Sacola biodegradável custa 5% a mais do que as de plástico

Por: Carla Sanches

Desde o segundo semestre de 2009, está em vigor uma lei que proíbe a utilização de embalagens e de sacolas plásticas nos estabelecimentos comerciais, industriais e prestadores de serviços em Juiz de Fora. O prazo para a adaptação é de três anos, mas empresas e cidadãos já começaram a mudar seus hábitos, pois a recomendação é o uso de sacolas biodegradáveis ou reutilizáveis.

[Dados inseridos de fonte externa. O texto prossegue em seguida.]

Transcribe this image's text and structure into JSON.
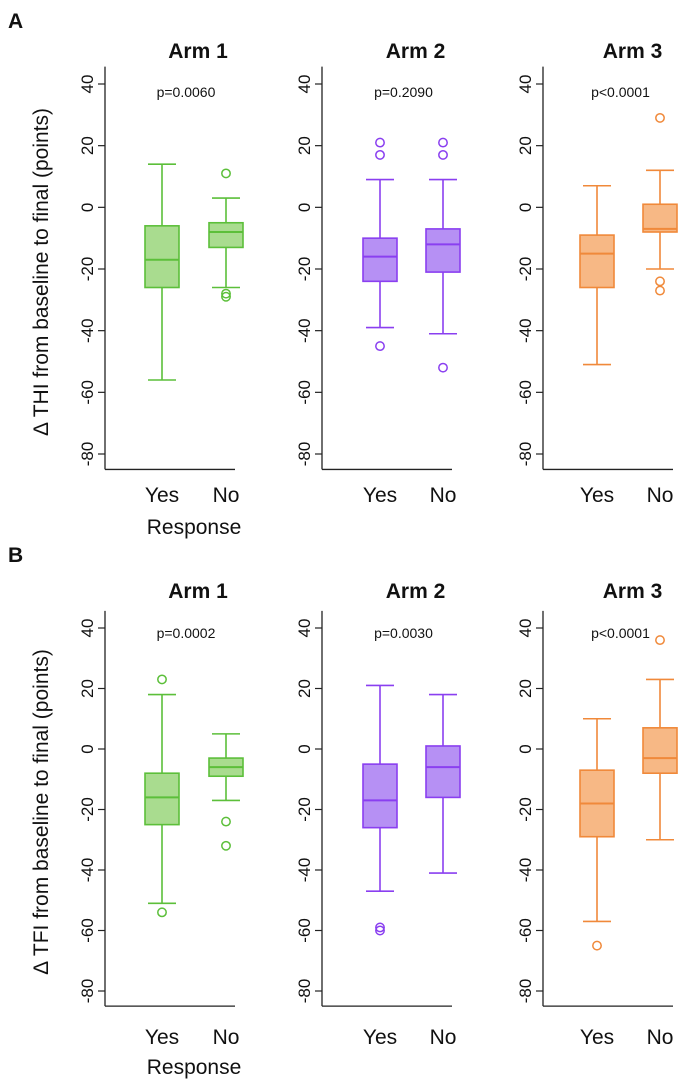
{
  "chart_data": [
    {
      "type": "box",
      "panel": "A",
      "ylabel": "Δ THI from baseline to final (points)",
      "xlabel": "Response",
      "ylim": [
        -85,
        45
      ],
      "yticks": [
        40,
        20,
        0,
        -20,
        -40,
        -60,
        -80
      ],
      "subplots": [
        {
          "title": "Arm 1",
          "color": "#5cbf3a",
          "fill": "#a9dc8f",
          "pvalue": "p=0.0060",
          "categories": [
            "Yes",
            "No"
          ],
          "boxes": [
            {
              "category": "Yes",
              "whisker_low": -56,
              "q1": -26,
              "median": -17,
              "q3": -6,
              "whisker_high": 14,
              "outliers": []
            },
            {
              "category": "No",
              "whisker_low": -26,
              "q1": -13,
              "median": -8,
              "q3": -5,
              "whisker_high": 3,
              "outliers": [
                11,
                -28,
                -29
              ]
            }
          ]
        },
        {
          "title": "Arm 2",
          "color": "#8a3ff0",
          "fill": "#b690f4",
          "pvalue": "p=0.2090",
          "categories": [
            "Yes",
            "No"
          ],
          "boxes": [
            {
              "category": "Yes",
              "whisker_low": -39,
              "q1": -24,
              "median": -16,
              "q3": -10,
              "whisker_high": 9,
              "outliers": [
                21,
                17,
                -45
              ]
            },
            {
              "category": "No",
              "whisker_low": -41,
              "q1": -21,
              "median": -12,
              "q3": -7,
              "whisker_high": 9,
              "outliers": [
                21,
                17,
                -52
              ]
            }
          ]
        },
        {
          "title": "Arm 3",
          "color": "#f0893a",
          "fill": "#f7b885",
          "pvalue": "p<0.0001",
          "categories": [
            "Yes",
            "No"
          ],
          "boxes": [
            {
              "category": "Yes",
              "whisker_low": -51,
              "q1": -26,
              "median": -15,
              "q3": -9,
              "whisker_high": 7,
              "outliers": []
            },
            {
              "category": "No",
              "whisker_low": -20,
              "q1": -8,
              "median": -7,
              "q3": 1,
              "whisker_high": 12,
              "outliers": [
                29,
                -24,
                -27
              ]
            }
          ]
        }
      ]
    },
    {
      "type": "box",
      "panel": "B",
      "ylabel": "Δ TFI from baseline to final (points)",
      "xlabel": "Response",
      "ylim": [
        -85,
        45
      ],
      "yticks": [
        40,
        20,
        0,
        -20,
        -40,
        -60,
        -80
      ],
      "subplots": [
        {
          "title": "Arm 1",
          "color": "#5cbf3a",
          "fill": "#a9dc8f",
          "pvalue": "p=0.0002",
          "categories": [
            "Yes",
            "No"
          ],
          "boxes": [
            {
              "category": "Yes",
              "whisker_low": -51,
              "q1": -25,
              "median": -16,
              "q3": -8,
              "whisker_high": 18,
              "outliers": [
                23,
                -54
              ]
            },
            {
              "category": "No",
              "whisker_low": -17,
              "q1": -9,
              "median": -6,
              "q3": -3,
              "whisker_high": 5,
              "outliers": [
                -24,
                -32
              ]
            }
          ]
        },
        {
          "title": "Arm 2",
          "color": "#8a3ff0",
          "fill": "#b690f4",
          "pvalue": "p=0.0030",
          "categories": [
            "Yes",
            "No"
          ],
          "boxes": [
            {
              "category": "Yes",
              "whisker_low": -47,
              "q1": -26,
              "median": -17,
              "q3": -5,
              "whisker_high": 21,
              "outliers": [
                -59,
                -60
              ]
            },
            {
              "category": "No",
              "whisker_low": -41,
              "q1": -16,
              "median": -6,
              "q3": 1,
              "whisker_high": 18,
              "outliers": []
            }
          ]
        },
        {
          "title": "Arm 3",
          "color": "#f0893a",
          "fill": "#f7b885",
          "pvalue": "p<0.0001",
          "categories": [
            "Yes",
            "No"
          ],
          "boxes": [
            {
              "category": "Yes",
              "whisker_low": -57,
              "q1": -29,
              "median": -18,
              "q3": -7,
              "whisker_high": 10,
              "outliers": [
                -65
              ]
            },
            {
              "category": "No",
              "whisker_low": -30,
              "q1": -8,
              "median": -3,
              "q3": 7,
              "whisker_high": 23,
              "outliers": [
                36
              ]
            }
          ]
        }
      ]
    }
  ]
}
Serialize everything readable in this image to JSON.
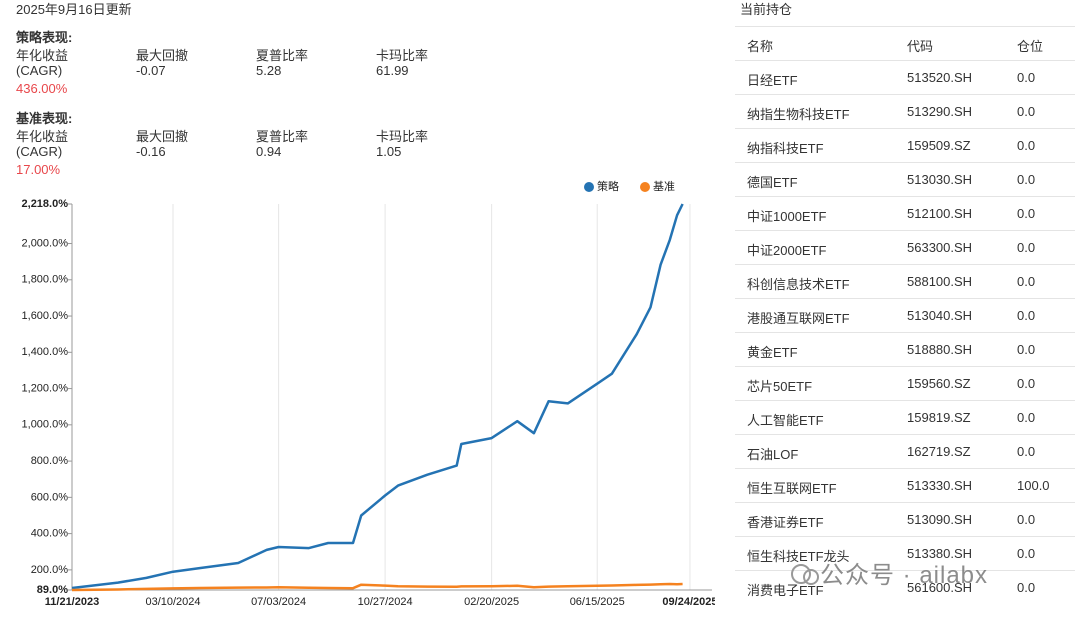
{
  "header": {
    "updated": "2025年9月16日更新"
  },
  "performance": [
    {
      "label": "策略表现:",
      "metrics": [
        {
          "name": "年化收益",
          "sub": "(CAGR)",
          "value": "436.00%"
        },
        {
          "name": "最大回撤",
          "value": "-0.07"
        },
        {
          "name": "夏普比率",
          "value": "5.28"
        },
        {
          "name": "卡玛比率",
          "value": "61.99"
        }
      ]
    },
    {
      "label": "基准表现:",
      "metrics": [
        {
          "name": "年化收益",
          "sub": "(CAGR)",
          "value": "17.00%"
        },
        {
          "name": "最大回撤",
          "value": "-0.16"
        },
        {
          "name": "夏普比率",
          "value": "0.94"
        },
        {
          "name": "卡玛比率",
          "value": "1.05"
        }
      ]
    }
  ],
  "chart_data": {
    "type": "line",
    "x": [
      "2023-11-21",
      "2024-01-10",
      "2024-02-10",
      "2024-03-10",
      "2024-04-08",
      "2024-05-20",
      "2024-06-20",
      "2024-07-03",
      "2024-08-05",
      "2024-08-26",
      "2024-09-22",
      "2024-10-01",
      "2024-10-27",
      "2024-11-10",
      "2024-12-12",
      "2025-01-13",
      "2025-01-18",
      "2025-02-20",
      "2025-03-20",
      "2025-04-07",
      "2025-04-23",
      "2025-05-14",
      "2025-06-15",
      "2025-07-01",
      "2025-07-28",
      "2025-08-12",
      "2025-08-23",
      "2025-09-02",
      "2025-09-10",
      "2025-09-16"
    ],
    "series": [
      {
        "name": "策略",
        "color": "#2473b3",
        "values": [
          100,
          130,
          156,
          190,
          210,
          238,
          310,
          326,
          320,
          348,
          348,
          500,
          610,
          665,
          725,
          775,
          894,
          927,
          1020,
          954,
          1130,
          1118,
          1227,
          1282,
          1500,
          1648,
          1883,
          2020,
          2156,
          2218
        ]
      },
      {
        "name": "基准",
        "color": "#f5821f",
        "values": [
          89,
          92,
          95,
          98,
          100,
          102,
          103,
          104,
          101,
          100,
          99,
          118,
          113,
          110,
          108,
          107,
          109,
          110,
          112,
          104,
          108,
          110,
          112,
          114,
          117,
          119,
          121,
          122,
          121,
          122
        ]
      }
    ],
    "xlim": [
      "2023-11-21",
      "2025-10-18"
    ],
    "xticks": [
      {
        "value": "2023-11-21",
        "label": "11/21/2023"
      },
      {
        "value": "2024-03-10",
        "label": "03/10/2024"
      },
      {
        "value": "2024-07-03",
        "label": "07/03/2024"
      },
      {
        "value": "2024-10-27",
        "label": "10/27/2024"
      },
      {
        "value": "2025-02-20",
        "label": "02/20/2025"
      },
      {
        "value": "2025-06-15",
        "label": "06/15/2025"
      },
      {
        "value": "2025-09-24",
        "label": "09/24/2025"
      }
    ],
    "ylim": [
      89,
      2218
    ],
    "yticks": [
      {
        "value": 89,
        "label": "89.0%"
      },
      {
        "value": 200,
        "label": "200.0%"
      },
      {
        "value": 400,
        "label": "400.0%"
      },
      {
        "value": 600,
        "label": "600.0%"
      },
      {
        "value": 800,
        "label": "800.0%"
      },
      {
        "value": 1000,
        "label": "1,000.0%"
      },
      {
        "value": 1200,
        "label": "1,200.0%"
      },
      {
        "value": 1400,
        "label": "1,400.0%"
      },
      {
        "value": 1600,
        "label": "1,600.0%"
      },
      {
        "value": 1800,
        "label": "1,800.0%"
      },
      {
        "value": 2000,
        "label": "2,000.0%"
      },
      {
        "value": 2218,
        "label": "2,218.0%"
      }
    ],
    "grid": "x",
    "legend": "top-right"
  },
  "holdings": {
    "title": "当前持仓",
    "columns": [
      "名称",
      "代码",
      "仓位"
    ],
    "rows": [
      [
        "日经ETF",
        "513520.SH",
        "0.0"
      ],
      [
        "纳指生物科技ETF",
        "513290.SH",
        "0.0"
      ],
      [
        "纳指科技ETF",
        "159509.SZ",
        "0.0"
      ],
      [
        "德国ETF",
        "513030.SH",
        "0.0"
      ],
      [
        "中证1000ETF",
        "512100.SH",
        "0.0"
      ],
      [
        "中证2000ETF",
        "563300.SH",
        "0.0"
      ],
      [
        "科创信息技术ETF",
        "588100.SH",
        "0.0"
      ],
      [
        "港股通互联网ETF",
        "513040.SH",
        "0.0"
      ],
      [
        "黄金ETF",
        "518880.SH",
        "0.0"
      ],
      [
        "芯片50ETF",
        "159560.SZ",
        "0.0"
      ],
      [
        "人工智能ETF",
        "159819.SZ",
        "0.0"
      ],
      [
        "石油LOF",
        "162719.SZ",
        "0.0"
      ],
      [
        "恒生互联网ETF",
        "513330.SH",
        "100.0"
      ],
      [
        "香港证券ETF",
        "513090.SH",
        "0.0"
      ],
      [
        "恒生科技ETF龙头",
        "513380.SH",
        "0.0"
      ],
      [
        "消费电子ETF",
        "561600.SH",
        "0.0"
      ]
    ]
  },
  "watermark": "公众号 · ailabx"
}
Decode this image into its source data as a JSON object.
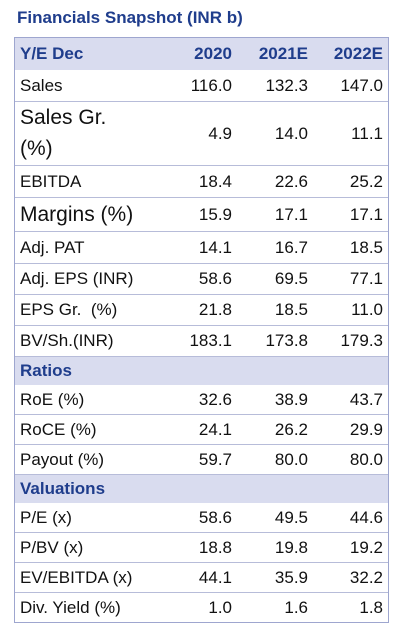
{
  "title": "Financials Snapshot (INR b)",
  "header": {
    "label": "Y/E Dec",
    "cols": [
      "2020",
      "2021E",
      "2022E"
    ]
  },
  "rows": [
    {
      "label": "Sales",
      "values": [
        "116.0",
        "132.3",
        "147.0"
      ]
    },
    {
      "label": "Sales Gr. (%)",
      "values": [
        "4.9",
        "14.0",
        "11.1"
      ]
    },
    {
      "label": "EBITDA",
      "values": [
        "18.4",
        "22.6",
        "25.2"
      ]
    },
    {
      "label": "Margins (%)",
      "values": [
        "15.9",
        "17.1",
        "17.1"
      ]
    },
    {
      "label": "Adj. PAT",
      "values": [
        "14.1",
        "16.7",
        "18.5"
      ]
    },
    {
      "label": "Adj. EPS (INR)",
      "values": [
        "58.6",
        "69.5",
        "77.1"
      ]
    },
    {
      "label": "EPS Gr.  (%)",
      "values": [
        "21.8",
        "18.5",
        "11.0"
      ]
    },
    {
      "label": "BV/Sh.(INR)",
      "values": [
        "183.1",
        "173.8",
        "179.3"
      ]
    }
  ],
  "ratios": {
    "section_label": "Ratios",
    "rows": [
      {
        "label": "RoE (%)",
        "values": [
          "32.6",
          "38.9",
          "43.7"
        ]
      },
      {
        "label": "RoCE (%)",
        "values": [
          "24.1",
          "26.2",
          "29.9"
        ]
      },
      {
        "label": "Payout (%)",
        "values": [
          "59.7",
          "80.0",
          "80.0"
        ]
      }
    ]
  },
  "valuations": {
    "section_label": "Valuations",
    "rows": [
      {
        "label": "P/E (x)",
        "values": [
          "58.6",
          "49.5",
          "44.6"
        ]
      },
      {
        "label": "P/BV (x)",
        "values": [
          "18.8",
          "19.8",
          "19.2"
        ]
      },
      {
        "label": "EV/EBITDA (x)",
        "values": [
          "44.1",
          "35.9",
          "32.2"
        ]
      },
      {
        "label": "Div. Yield (%)",
        "values": [
          "1.0",
          "1.6",
          "1.8"
        ]
      }
    ]
  },
  "colors": {
    "title": "#1f3d8c",
    "header_bg": "#d9dcef",
    "rule": "#b7bcd9"
  }
}
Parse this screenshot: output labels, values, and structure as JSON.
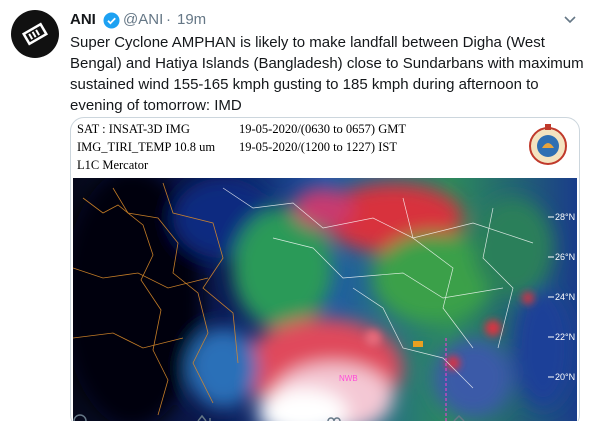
{
  "tweet": {
    "name": "ANI",
    "handle": "@ANI",
    "separator": "·",
    "time": "19m",
    "text": "Super Cyclone AMPHAN is likely to make landfall between Digha (West Bengal) and Hatiya Islands (Bangladesh) close to Sundarbans with maximum sustained wind 155-165 kmph gusting to 185 kmph during afternoon to evening of tomorrow: IMD"
  },
  "image": {
    "sat": "SAT : INSAT-3D IMG",
    "gmt": "19-05-2020/(0630 to 0657) GMT",
    "band": "IMG_TIRI_TEMP 10.8 um",
    "ist": "19-05-2020/(1200 to 1227) IST",
    "projection": "L1C Mercator",
    "latitudes": [
      "28°N",
      "26°N",
      "24°N",
      "22°N",
      "20°N"
    ],
    "region_label": "NWB"
  }
}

A IMAP – Embalagens Plásticas Oxiodegradáveis é uma empresa que existe há 50 anos em Juiz de Fora e que vende seus produtos para supermercados e distribuidoras de todo o Brasil. De acordo com a assistente comercial da IMAP, Luciara Lopes Vilela, a empresa vende, em média, 100 mil sacolas biodegradáveis por mês só para a cidade e 1,5 milhão para todo o país. “A relação custo-benefício é vantajosa. As sacolas biodegradáveis custam apenas 5% a mais do que as sacolas de plástico”, explica a assistente comercial. Para ela, as empresas decidem investir em sacolas biodegradáveis para associar sua marca ao conceito ecológico. Ainda de acordo com Luciara, o cliente determina em quanto tempo ele quer que suas sacolas degradem e a empresa as produz.

Com o passar do tempo, não há uma rua, um rio ou uma praia em que não se encontre um plástico no lugar errado. Estudos do Ministério do Meio Ambiente apontam que cerca de 70% da população joga as sacolas plásticas no lixo ou nas ruas depois de compras. De acordo com especialistas, o principal problema do uso de sacolas plásticas é seu descarte incorreto.

Para o ecologista Theodoro Guerra, existem algumas alternativas para solucionar esse problema. “A primeira é promover a educação ambiental, conscientizando as pessoas para que não joguem sacolas em qualquer lugar. Esse é um processo longo e que deve ser feito de forma contínua. A segunda solução, feita a curto prazo, é trocar as sacolas plásticas por embalagens reutilizáveis”, destaca.

Segundo Theodoro Guerra, as empresas de Juiz de Fora já estão adotando as embalagens biodegradáveis e incentivando a prática, mas a adaptação deve demorar um pouco. “O consumidor prefere utilizar as sacolas de plástico pelo fato de serem adquiridas de graça nos estabelecimentos. Já as embalagens reutilizáveis têm um custo”, argumenta. Em países como Irlanda, África do Sul, Bangladesh, Austrália e algumas cidades da Alemanha, cada sacola plástica tem um preço, estimulando o público a reutilizar e, assim, evitar o desperdício.